Die Markenstelle ist der Auffassung, dass das angemeldete Zeichen keine Unterscheidungskraft i. S. d. § 8 Abs. 2 Nr. 1 MarkenG aufweise. Es bestehe zum einen aus den untereinander geschriebenen Wortelementen "Bremer", was die adjektivische Form einer geografischen Herkunftsangabe darstelle, "Bonbon", was eine Süßigkeit bezeichne, und "Manufaktur", was sich über die Bezeichnung eines gewerblichen Großbetriebes hinaus zu einem gebräuchlichen Firmenschlagwort entwickelt habe. Die Wortfolge "Bremer Bonbon Manufaktur" gebe daher lediglich einen beschreibenden Hinweis auf eine in Bremen angesiedelte Herstellungs- und/oder Vertriebsstätte von Bonbons bzw. auf den Ort, wo die beanspruchten Dienstleistungen erbracht würden. Auch in seiner Gesamtheit weise das angemeldete Zeichen keine Unterscheidungskraft auf, da der Verkehr in der bildlichen Ausgestaltung bzw. in dem von ihr mitbestimmten Gesamteindruck keine betriebliche Herkunftskennzeichnung erkennen werde.
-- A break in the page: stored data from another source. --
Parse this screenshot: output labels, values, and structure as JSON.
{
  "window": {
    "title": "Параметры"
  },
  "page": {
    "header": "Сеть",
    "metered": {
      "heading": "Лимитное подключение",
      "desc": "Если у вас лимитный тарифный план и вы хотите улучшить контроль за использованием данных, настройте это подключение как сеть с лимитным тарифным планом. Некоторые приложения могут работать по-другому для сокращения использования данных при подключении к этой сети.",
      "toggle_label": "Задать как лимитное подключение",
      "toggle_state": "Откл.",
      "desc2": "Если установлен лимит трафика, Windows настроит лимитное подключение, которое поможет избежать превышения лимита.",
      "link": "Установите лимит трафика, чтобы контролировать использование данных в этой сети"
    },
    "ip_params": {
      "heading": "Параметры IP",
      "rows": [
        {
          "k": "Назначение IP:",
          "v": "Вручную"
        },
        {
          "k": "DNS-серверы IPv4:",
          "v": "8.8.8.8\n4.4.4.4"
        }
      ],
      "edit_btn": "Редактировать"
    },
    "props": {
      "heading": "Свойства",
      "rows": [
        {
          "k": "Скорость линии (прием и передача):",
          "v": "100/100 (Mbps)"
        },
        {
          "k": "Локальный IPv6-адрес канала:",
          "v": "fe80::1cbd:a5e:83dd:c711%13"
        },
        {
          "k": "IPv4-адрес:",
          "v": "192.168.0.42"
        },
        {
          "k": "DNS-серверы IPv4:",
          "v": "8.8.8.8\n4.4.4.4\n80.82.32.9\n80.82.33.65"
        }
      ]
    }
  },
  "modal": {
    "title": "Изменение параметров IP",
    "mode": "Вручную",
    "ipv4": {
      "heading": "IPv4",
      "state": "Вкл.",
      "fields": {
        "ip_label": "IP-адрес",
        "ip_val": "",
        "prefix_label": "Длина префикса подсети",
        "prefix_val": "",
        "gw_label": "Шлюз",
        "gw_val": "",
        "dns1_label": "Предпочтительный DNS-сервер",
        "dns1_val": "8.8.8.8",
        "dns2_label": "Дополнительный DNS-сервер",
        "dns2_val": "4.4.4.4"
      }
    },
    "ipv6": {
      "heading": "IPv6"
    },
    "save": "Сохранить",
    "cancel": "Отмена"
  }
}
Die Wort- und Bildbestandteile des angemeldeten Zeichens seien aufeinander bezogen und vermittelten lediglich einen wörtlichen und bildlichen Hinweis auf die geographische Herkunft der beanspruchten Waren und Dienstleistungen. Die von der Anmelderin genannten eingetragenen Marken führten zu keiner anderen Beurteilung.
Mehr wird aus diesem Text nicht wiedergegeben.